SP multa Fast Shop em R$ 1,04 bilhão após investigação
Investigação da CGE-SP aponta que a Fast Shop S/A obteve créditos tributários irregulares e causou prejuízo bilionário ao Estado
- Publicado: 11/05/2026 08:17
- Alterado: 11/05/2026 08:17
- Autor: Daniela Penatti
- Fonte: Agência SP
A Fast Shop S/A foi alvo da maior multa já aplicada no Brasil com base na Lei Anticorrupção.

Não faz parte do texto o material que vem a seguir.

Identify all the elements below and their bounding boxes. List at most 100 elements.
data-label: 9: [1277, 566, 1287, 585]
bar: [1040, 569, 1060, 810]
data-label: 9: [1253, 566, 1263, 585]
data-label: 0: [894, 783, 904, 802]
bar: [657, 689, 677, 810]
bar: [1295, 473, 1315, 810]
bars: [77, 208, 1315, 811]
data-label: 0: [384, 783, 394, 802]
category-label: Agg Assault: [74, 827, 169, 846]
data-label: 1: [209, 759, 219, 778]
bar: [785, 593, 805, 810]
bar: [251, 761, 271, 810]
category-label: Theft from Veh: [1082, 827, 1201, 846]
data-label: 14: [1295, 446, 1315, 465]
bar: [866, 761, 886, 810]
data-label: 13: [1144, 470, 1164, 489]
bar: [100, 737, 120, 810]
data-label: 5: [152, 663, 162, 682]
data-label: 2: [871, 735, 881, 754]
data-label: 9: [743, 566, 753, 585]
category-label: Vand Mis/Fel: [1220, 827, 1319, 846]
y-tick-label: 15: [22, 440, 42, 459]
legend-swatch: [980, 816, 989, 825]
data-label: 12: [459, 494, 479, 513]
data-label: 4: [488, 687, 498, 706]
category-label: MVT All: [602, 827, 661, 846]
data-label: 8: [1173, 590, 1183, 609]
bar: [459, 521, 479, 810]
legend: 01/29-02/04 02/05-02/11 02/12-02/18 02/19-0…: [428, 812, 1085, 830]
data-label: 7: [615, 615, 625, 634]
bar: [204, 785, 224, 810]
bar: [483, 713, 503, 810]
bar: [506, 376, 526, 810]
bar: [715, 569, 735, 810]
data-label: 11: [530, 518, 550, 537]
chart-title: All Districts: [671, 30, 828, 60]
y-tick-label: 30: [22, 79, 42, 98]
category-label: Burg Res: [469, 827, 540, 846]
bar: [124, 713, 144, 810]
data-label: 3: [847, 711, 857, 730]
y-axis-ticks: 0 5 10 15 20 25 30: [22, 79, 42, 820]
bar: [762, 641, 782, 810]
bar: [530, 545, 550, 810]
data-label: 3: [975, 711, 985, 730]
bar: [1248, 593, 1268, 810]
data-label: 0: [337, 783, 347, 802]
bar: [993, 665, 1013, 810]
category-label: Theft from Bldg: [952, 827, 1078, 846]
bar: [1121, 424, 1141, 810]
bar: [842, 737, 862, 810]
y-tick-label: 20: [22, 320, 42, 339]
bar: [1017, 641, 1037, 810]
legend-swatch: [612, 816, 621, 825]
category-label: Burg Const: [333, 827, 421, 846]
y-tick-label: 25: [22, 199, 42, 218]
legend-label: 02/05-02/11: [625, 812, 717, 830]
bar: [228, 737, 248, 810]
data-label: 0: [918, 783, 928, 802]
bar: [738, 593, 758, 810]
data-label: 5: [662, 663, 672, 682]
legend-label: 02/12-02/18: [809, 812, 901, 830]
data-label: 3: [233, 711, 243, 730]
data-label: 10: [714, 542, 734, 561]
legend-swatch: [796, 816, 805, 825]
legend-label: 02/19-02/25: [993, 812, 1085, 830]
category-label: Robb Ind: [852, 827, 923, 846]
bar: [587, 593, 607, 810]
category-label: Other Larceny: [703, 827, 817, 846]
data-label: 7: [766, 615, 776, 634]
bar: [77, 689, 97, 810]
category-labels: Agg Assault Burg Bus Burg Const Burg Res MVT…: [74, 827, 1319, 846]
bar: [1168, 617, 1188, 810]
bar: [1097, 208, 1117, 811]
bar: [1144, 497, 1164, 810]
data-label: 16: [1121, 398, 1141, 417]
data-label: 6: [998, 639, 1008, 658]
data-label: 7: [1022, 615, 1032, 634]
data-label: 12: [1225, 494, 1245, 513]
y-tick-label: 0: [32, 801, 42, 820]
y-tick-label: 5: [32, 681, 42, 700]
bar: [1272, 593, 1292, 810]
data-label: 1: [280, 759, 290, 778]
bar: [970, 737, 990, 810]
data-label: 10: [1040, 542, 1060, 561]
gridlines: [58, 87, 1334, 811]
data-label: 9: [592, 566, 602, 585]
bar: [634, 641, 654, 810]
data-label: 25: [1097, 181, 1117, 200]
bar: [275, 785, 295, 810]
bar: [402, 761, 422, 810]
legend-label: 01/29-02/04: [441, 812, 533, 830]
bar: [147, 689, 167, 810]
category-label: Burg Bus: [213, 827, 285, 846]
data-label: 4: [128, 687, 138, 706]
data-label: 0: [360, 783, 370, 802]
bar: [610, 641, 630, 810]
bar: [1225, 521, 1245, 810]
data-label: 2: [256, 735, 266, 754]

A penalidade, definida pela Controladoria Geral do Estado de São Paulo (CGE-SP), ultrapassa R$ 1,04 bilhão e foi resultado de um Processo Administrativo de Responsabilização de Pessoa Jurídica conduzido pelo governo paulista.
Segundo o governador Tarcísio de Freitas, a punição representa uma resposta direta do Estado contra fraudes tributárias e corrupção envolvendo agentes públicos e empresas privadas. “Quem lesou o Estado não vai ficar impune”, afirmou o chefe do Executivo paulista ao comentar a decisão.
De acordo com a investigação, a empresa teria praticado atos lesivos como oferta de vantagem indevida a servidor público, obtenção irregular de benefícios fiscais e interferência em processos de fiscalização tributária.
Operação Ícaro investigou esquema envolvendo créditos tributários
As apurações fazem parte da Operação Ícaro, força-tarefa criada para combater esquemas de corrupção envolvendo auditores fiscais e empresas do setor privado. A ação reúne órgãos do Governo de São Paulo e o Ministério Público Estadual.
Segundo a CGE-SP, a Fast Shop S/A contratou a empresa Smart Tax Consultoria e Auditoria Tributária Ltda., ligada ao ex-auditor fiscal Artur Gomes da Silva Neto, para serviços de recuperação de créditos de ICMS relacionados ao regime de substituição tributária.
As investigações apontam que informações fiscais sigilosas teriam sido acessadas de forma irregular dentro dos sistemas da administração tributária estadual. O esquema, conforme a apuração, utilizava inclusive certificado digital da própria empresa investigada.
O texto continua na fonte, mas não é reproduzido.